Furthermore, modern concepts such as open and closed sets were introduced in the 1900s.
Today nearly every undergraduate mathematics program requires at least one semester of Real Analysis. Often, students consider this course to be the most challenging or even intimidating of all their mathematics major requirements. The primary goal of this book is to alleviate those concerns by systematically solving the problems related to the core concepts of most analysis courses. In doing so, we hope that learning analysis becomes less taxing and thereby more satisfying.
The wide variety of exercises presented in this book range from the computational to the more conceptual and vary in diﬃculty. They cover the following subjects: Set Theory, Real Numbers, Sequences, Limits of Functions, Continuity, Diﬀerentiability, Integration, Series, Metric Spaces, Sequences and Series of Functions and Fundamentals of Topology. Prerequisites for accessing this book are a robust understanding of Calculus and Linear Algebra. While we deﬁne the concepts and cite theorems used in each chapter, it is best to use this book alongside standard analysis books such as: Principles of Mathematical Analysis by W. Rudin, Understanding Analysis by S.
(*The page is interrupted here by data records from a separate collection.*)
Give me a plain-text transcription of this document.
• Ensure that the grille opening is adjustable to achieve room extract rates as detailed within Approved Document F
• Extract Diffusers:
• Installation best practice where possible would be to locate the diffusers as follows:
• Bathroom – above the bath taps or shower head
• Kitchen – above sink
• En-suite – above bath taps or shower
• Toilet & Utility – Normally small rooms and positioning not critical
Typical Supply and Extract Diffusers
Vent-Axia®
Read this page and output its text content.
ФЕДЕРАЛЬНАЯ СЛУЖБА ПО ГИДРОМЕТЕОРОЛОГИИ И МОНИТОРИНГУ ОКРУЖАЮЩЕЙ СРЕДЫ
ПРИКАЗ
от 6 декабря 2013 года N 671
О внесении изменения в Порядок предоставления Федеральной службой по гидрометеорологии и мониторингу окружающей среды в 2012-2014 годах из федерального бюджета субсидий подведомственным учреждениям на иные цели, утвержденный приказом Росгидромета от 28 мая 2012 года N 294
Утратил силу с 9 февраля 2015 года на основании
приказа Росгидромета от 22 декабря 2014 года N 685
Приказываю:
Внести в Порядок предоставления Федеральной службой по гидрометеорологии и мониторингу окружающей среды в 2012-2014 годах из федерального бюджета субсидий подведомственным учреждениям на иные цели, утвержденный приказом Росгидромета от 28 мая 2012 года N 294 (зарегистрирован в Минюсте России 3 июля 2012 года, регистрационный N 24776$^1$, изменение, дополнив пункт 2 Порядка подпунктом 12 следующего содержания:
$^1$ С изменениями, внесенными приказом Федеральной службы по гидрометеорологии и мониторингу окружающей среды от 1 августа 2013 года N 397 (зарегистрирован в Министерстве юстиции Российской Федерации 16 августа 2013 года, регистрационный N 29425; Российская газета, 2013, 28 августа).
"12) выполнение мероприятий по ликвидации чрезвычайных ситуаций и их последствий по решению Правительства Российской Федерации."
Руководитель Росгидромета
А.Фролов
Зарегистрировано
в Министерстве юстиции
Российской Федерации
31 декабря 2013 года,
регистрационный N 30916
Abbott, Elementary Classical Analysis by J. E. Marsden and M. J. Hoﬀman, and Elements of Real Analysis by D. A. Sprecher. A list of analysis texts is provided at the end of the book.
Although A Problem Book in Real Analysis is intended mainly for undergraduate mathematics students, it can also be used by teachers to enhance their lectures or as an aid in preparing exams.
The proper way to use this book is for students to ﬁrst attempt to solve its problems without looking at solutions. Furthermore, students should try to produce solutions which are diﬀerent from those presented in this book. It is through the search for a solution that one learns most mathematics.
Knowledge accumulated from many analysis books we have studied in the past has surely inﬂuenced the solutions we have given here. Giving proper credit to all the contributors is a diﬃcult task that we have not undertaken; however, they are all appreciated. We also thank Claremont students Aaron J. Arvey, Vincent E. Selhorst-Jones and Martijn van Schaardenburg for their help with LaTeX. The source for the photographs and quotes given at the beginning of each chapter in this book are from the archive at http://www-history.mcs.st-andrews.ac.uk/ Perhaps Oscar Wilde is correct in saying “nothing worth knowing can be taught.” Regardless, teachers can show that there are paths to knowledge. This book is intended to reveal such a path to understanding Real Analysis. A Problem Book in Real Analysis is not simply a collection of problems; it intends to stimulate its readers to independent thought in discovering Analysis.
Asuman G¨uven Aksoy
Mohamed Amine Khamsi